“And serpanicite is your medicine?” She stepped back as he crouched beside the child’s pallet.
“You know that it is.” He gave the small Rakuuna a swallow of liquid.
“I didn’t know that until just now.” She glanced at Tal, and he shook his head. He hadn’t known, either.
“Many die.” The physician rose to his feet, towering over Charis. Anger filled his voice as he shoved the water pitcher in her face, shaking it slightly for good measure. “Almost out of serpanicite. Nothing stops the sickness without it. This makes you happy?”
“Of course not.” Why was he angry at her and not at his monster of a queen who was busy invading and crushing kingdoms instead of bartering for the medicine she needed to save her species?
Choosing her words with care, she said, “I can see that your people are dying. What I don’t understand is why, instead of helping them, your queen is off killing my people instead.”
“You had the chance to help us, and you refused!” The physician’s voice rose, scraping against Charis’s ears.
When had she had the chance to help Te’ash with this horrifying disease? The only time the Rakuuna had ever approached her was through Ambassador Shyrn of Rullenvor with their offer to help defeat Montevallo in exchange for an indefinite pass to set up camp in Calera with access to Tal’s kingdom.
Access to the serpanicite they needed.
She frowned. Why not just tell her the situation and ask for safe passage to Montevallo where they could bargain with King Alaric for what they needed?
Unless they didn’t have a way to pay for the gems.
Or unless there was still something Charis was missing—some crucial piece of information that would help her make sense of everything that had happened.
Facing the physician as he stooped to give medicine to another sick Rakuuna, she said softly, “If your queen had simply told me the situation, things would be different. I would have helped, had I known. She made the wrong decision, and it cost many Rakuuna their lives.”
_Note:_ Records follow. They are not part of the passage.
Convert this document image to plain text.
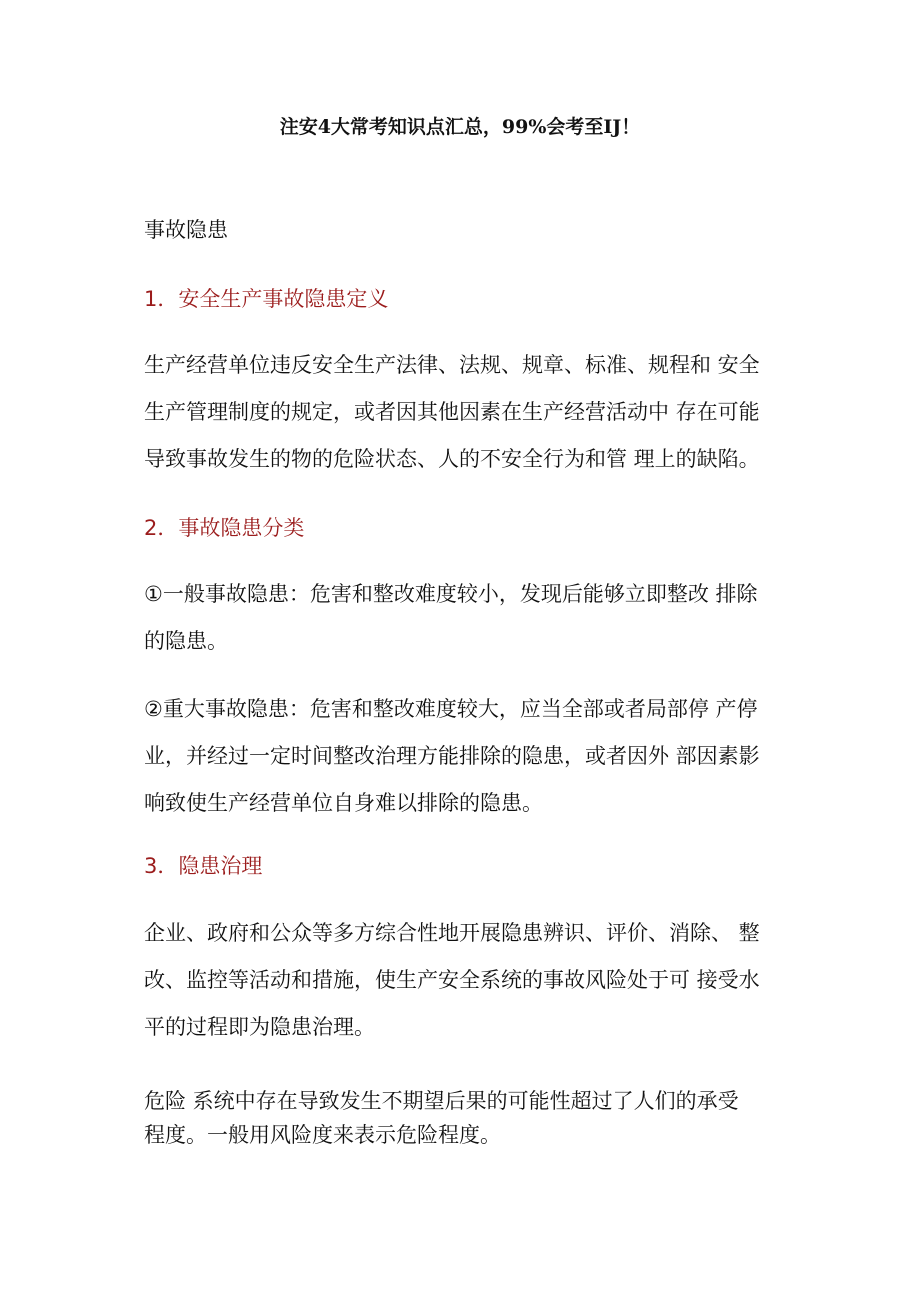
注安4大常考知识点汇总，99%会考至IJ！
事故隐患
1．安全生产事故隐患定义
生产经营单位违反安全生产法律、法规、规章、标准、规程和 安全
生产管理制度的规定，或者因其他因素在生产经营活动中 存在可能
导致事故发生的物的危险状态、人的不安全行为和管 理上的缺陷。
2．事故隐患分类
①一般事故隐患：危害和整改难度较小，发现后能够立即整改 排除
的隐患。
②重大事故隐患：危害和整改难度较大，应当全部或者局部停 产停
业，并经过一定时间整改治理方能排除的隐患，或者因外 部因素影
响致使生产经营单位自身难以排除的隐患。
3．隐患治理
企业、政府和公众等多方综合性地开展隐患辨识、评价、消除、 整
改、监控等活动和措施，使生产安全系统的事故风险处于可 接受水
平的过程即为隐患治理。
危险 系统中存在导致发生不期望后果的可能性超过了人们的承受
程度。一般用风险度来表示危险程度。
Behind her, Tal sucked in a little breath and then stepped forward as if to angle himself between the physician and Charis. Whatever he intended, it was too late. The Rakuuna sank his claws into Charis’s shoulder and shook her until stars flickered at the edge of her vision.
“You will never come to this room again,” he snarled. “You’re lucky my queen wants to kill you herself. The blood of my family is on your hands.”
He shoved her, sending her stumbling into Tal, who quickly steadied her and then guided the two of them out of the sick bay.
Charis’s shoulder stung, and dizziness came in waves, but even though she hadn’t learned what the poison would do to open wounds, she had something just as valuable. She knew why the Rakuuna wanted serpanicite from Montevallo, and she knew that someone—clearly Lady Channing—must have told the queen not to be honest with Charis about their true situation—a lie by omission that had set in motion the chain of events leading to Calera’s ruin.
This would end either with Alaric paying the Rakuuna enough jewels to get them to leave or with Nalani’s armada destroying the monsters. Charis just needed to stay alive long enough to see this through.
Eighteen
THE FOLLOWING AFTERNOON, Charis was at the bow of the ship, clinging to the railing as the vessel climbed a massive swell before plunging down and sending a spray of icy water onto the deck. The sky pressed close, an ominous bruised indigo full of thick, metal-gray clouds. Just ahead, the skyline blurred, as if the ship was hurtling toward a curtain of rainfall.
“Your Majesty.” Reuben’s voice beside her was unsteady. “We’re sailing into a storm. We should go below.”
“Soon.” She didn’t want to go below. Everything inside her was stretched too thin, scraped too raw, and if she had to spend the hours between now and nightfall trapped in a cabin with Tal and Holland, she was going to break.
Staying in a different cabin wasn’t even worth considering. She’d tried staying with others on her crew, but they all looked at her with such deference and hope in their eyes.
It was the hope that gutted her.
They saw their fierce, indominable queen, who was only imprisoned because she chose to become bait and outsmart their enemy. Imprisoned, but not conquered. Temporarily inconvenienced, but still viciously capable of winning.
Charis knew the truth.
If she was the conquering Rakuuna leader, she would never allow Calera’s queen to survive. Especially when that queen had become a symbol of resistance to the people whose subservience she needed.
Charis had been dead the instant the Rakuuna ship found them on the open seas.
The ship shuddered as it plunged down another long swell and slammed into the valley below it. Charis gripped the railing harder as Reuben bent over and vomited.
“It’s done.” Tal’s voice spoke directly behind her, nearly startling her into losing her grip.